Spam is the popular term for junk email, also known more formally as unsolicited bulk mail.
Mail filtering refers to the ability to have actions automatically performed to your email before you read it. Such actions will be triggered if the filtering software recognizes certain patterns in a message.
A common example of mail filtering is where messages from mailing lists you subscribe to are delivered into folders other than your inbox, avoiding cluttering the inbox up and allowing the lists to be read at leisure.
SpamAssassin is a popular open-source software package, which applies a variety of textual and other tests to messages in order to estimate the likelihood that they are spam. This likelihood is represented as a number, the spam score. So SpamAssassin assigns a score to each message it sees, which can subsequently be used to determine the message's disposition.

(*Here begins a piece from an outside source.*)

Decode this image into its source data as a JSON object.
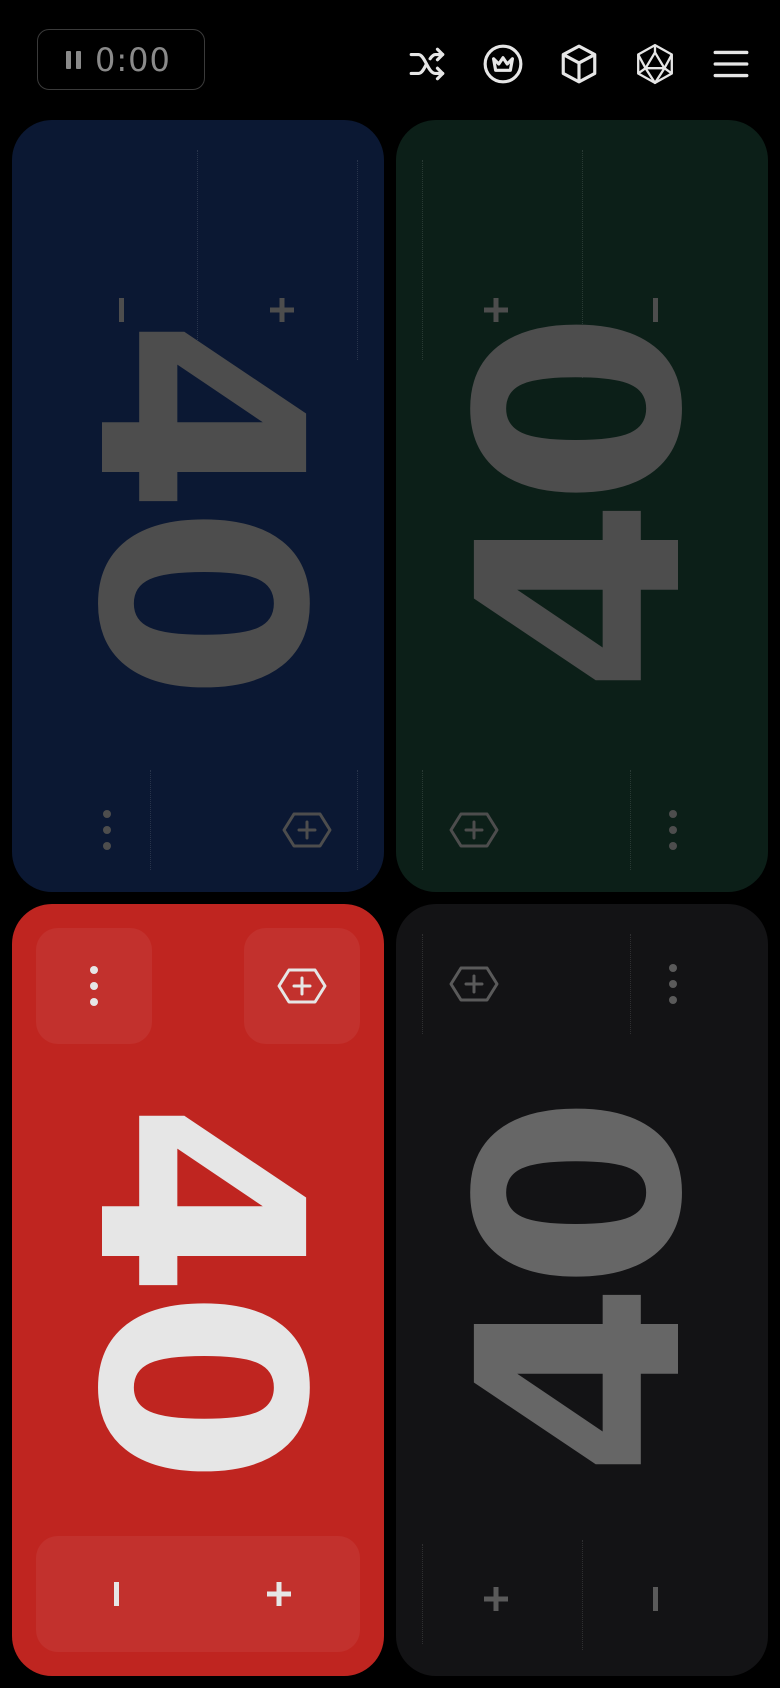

It is impossible for SpamAssassin (or any other software package) to determine automatically for certain whether or not a message is spam. The indications that it searches for in messages can appear in nonspam messages too. Spams are usually advertisements of one sort or another; many legitimate mailing lists pay for themselves by carrying advertising in their messages, and these adverts often use the same sort of language as spam. Similar language can also appear in legitimate marketing messages and alerts that people have signed up to receive. Newsletters often use the same presentational techniques (formatting, colour, etc) that are commonly used in spam. It's even possible that a single message will be regarded as spam by one person and nonspam by another. In the end it's a personal judgement. We can't make that judgement for you, but we can supply information to help in making that judgement, and the facilities to use it.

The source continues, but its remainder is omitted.